Ora, essa é uma ideia falsa! Para um homem de coração reto,
a severidade atrai o amor. A severidade não é brutalidade, nem vulgaridade. A
alguém que nos censure com severidade, com respeito e com a força dos
Mandamentos, nós devemos ficar agradecidos. É um sinal de que somos humildes, e
que as portas do Céu estão abertas para nós. Caso contrário, seria sinal de que
não somos humildes, nem de que as portas do Céu estão abertas para nós.
Portanto, devemos amar em Deus também a sua severidade.
Antigamente o pai, dentro de sua casa, apresentava-se sempre
um tanto distante, enigmático e majestoso em relação aos filhos. Nem por isso
os filhos deixavam de amá-lo. Pai indigno de amor é o que se orienta por uma
fórmula como esta: “Eu sou o melhor amigo do meu filho; não temos relações de
pai e filho, mas de amigos”. Um pai assim profana sua própria autoridade, pois
o pai é muito mais do que amigo. Compreende-se então por que Deus manifesta de
vez em quando sua severidade, e a manifesta de modo terrível.
Um bispo antigo de São Paulo escreveu esta frase numa carta
pastoral: “A misericórdia de Deus tem mandado mais gente ao inferno do que a
sua justiça”. A frase é um pouco desconcertante, mas significa que vão para o
inferno mais almas por terem abusado da misericórdia de Deus do que por terem
temido demais a justiça de d´Ele. Os abusos da misericórdia são mais frequentes
do que defeitos morais por temor excessivo da justiça.
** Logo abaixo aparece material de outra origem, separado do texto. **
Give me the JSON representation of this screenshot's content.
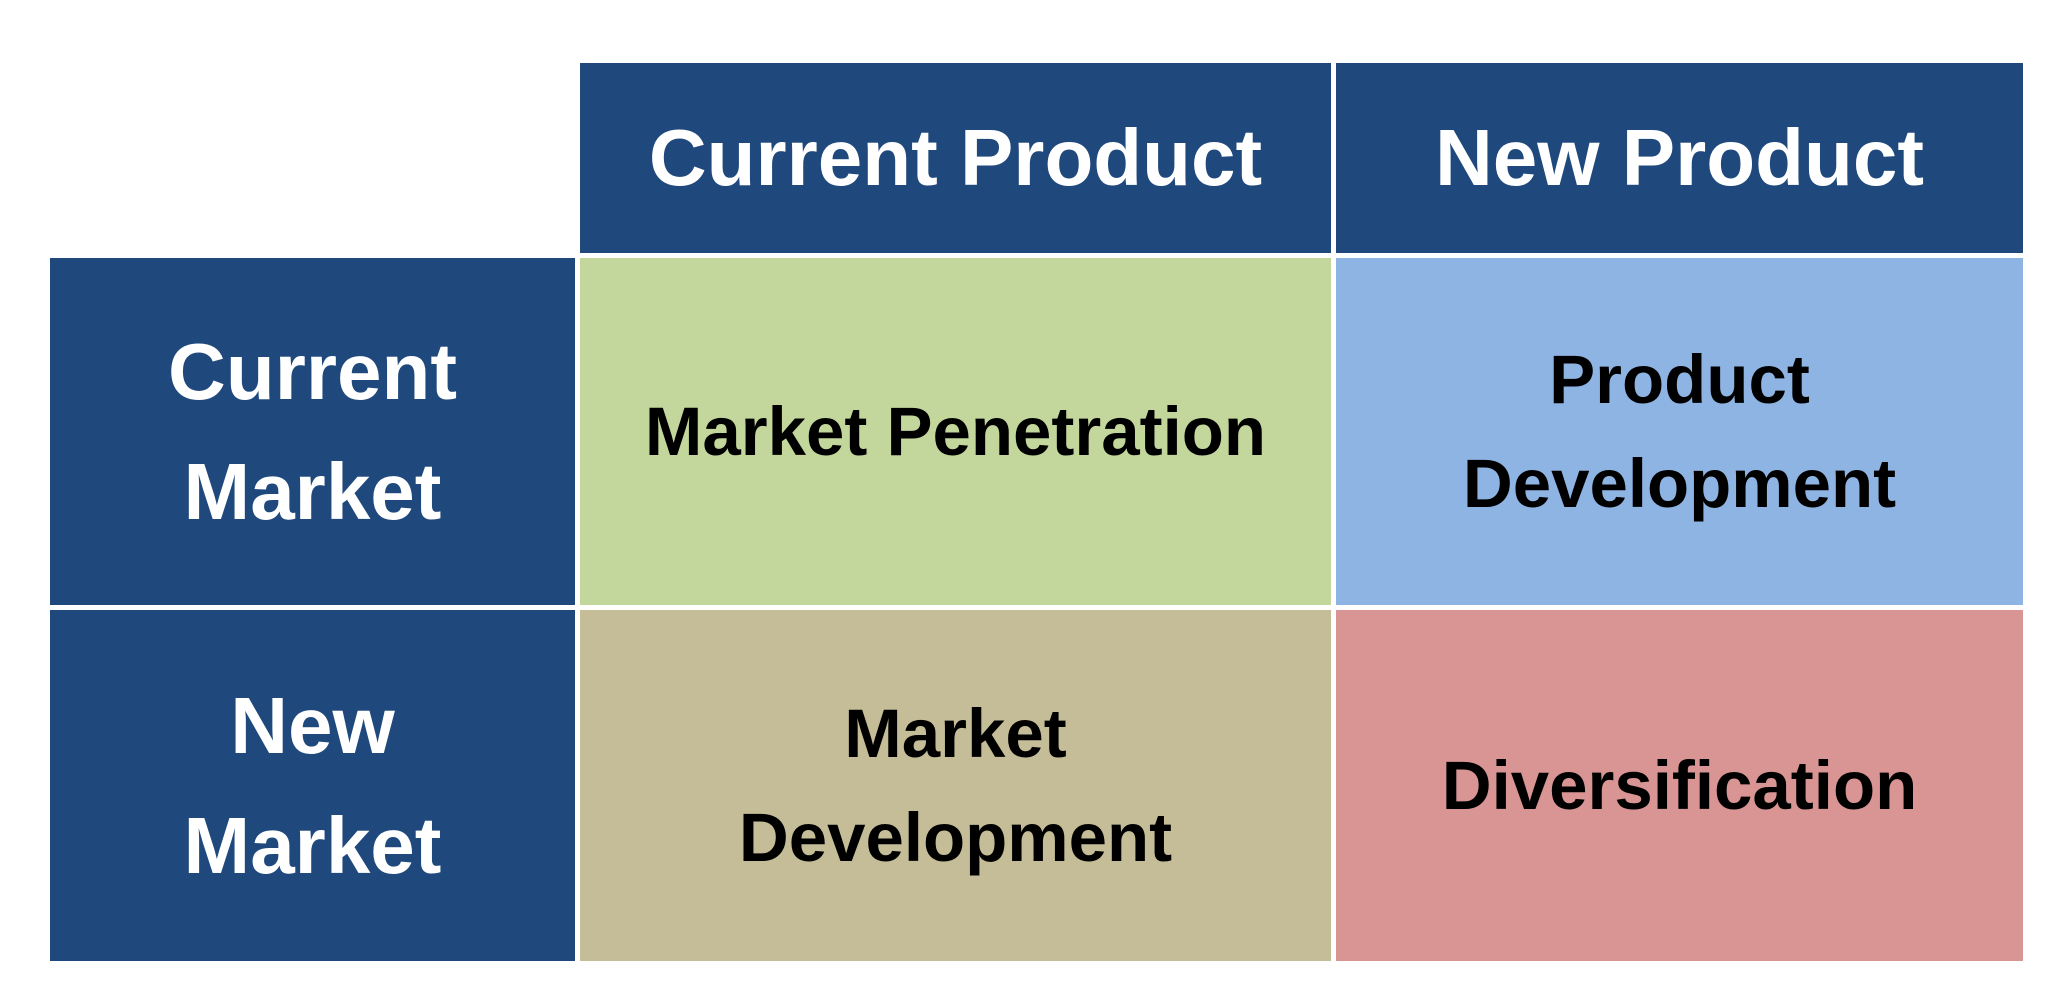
{
  "columns": {
    "current_product": "Current Product",
    "new_product": "New Product"
  },
  "rows": {
    "current_market": [
      "Current",
      "Market"
    ],
    "new_market": [
      "New",
      "Market"
    ]
  },
  "quadrants": {
    "market_penetration": [
      "Market Penetration"
    ],
    "product_development": [
      "Product",
      "Development"
    ],
    "market_development": [
      "Market",
      "Development"
    ],
    "diversification": [
      "Diversification"
    ]
  },
  "colors": {
    "header_bg": "#1f497d",
    "header_text": "#ffffff",
    "market_penetration": "#c3d69b",
    "product_development": "#8eb4e3",
    "market_development": "#c4bd97",
    "diversification": "#d99594",
    "quadrant_text": "#000000"
  }
}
Alguém poderia objetar: Mas onde é que o senhor coloca a
bondade? Dou minha resposta com base na figura de Santa Teresinha do Menino
Jesus, que tinha amor profundo à bondade de Deus, mas também uma noção profunda
da justiça d´Ele. A tal ponto que estremecia ao ouvir falar dela, mesmo sabendo
que ela é adorável. Tal era nela o senso da justiça de Deus, que fazia como os
anjos no Céu: velava a face diante dela. Por assim dizer, desviava os olhos da
justiça, cuja grandeza tremenda, no entanto, a enchia de admiração.
Não é esta a atitude do relaxado que tem o hábito de pecar,
despreza a justiça de Deus, zomba dela, não a teme. Para o relaxado, a
meditação sobre a justiça tem um efeito bem diferente do que produzia na alma
insondavelmente sensível e delicada de Santa Teresinha. Se temos motivos para
achar que não somos tão sensíveis quanto Santa Teresinha em relação à justiça
de Deus, nem tão inocentes quanto essa santa carmelita, faremos muito bem em
meditar sobre o inferno.
Mais uma objeção que alguém poderia fazer: Eu sou de uma
contextura espiritual especial, e lucro mais meditando sobre a bondade de Deus
do que sobre o inferno. Respondo que considero esta uma via espiritual
legítima, e a respeito inteiramente. Mas tantas vezes o homem é levado a pôr um
sofisma assim diante dos olhos, para evitar olhar a justiça de Deus, que o meu
conselho é examinar-se muito atentamente antes de admitir essa conclusão.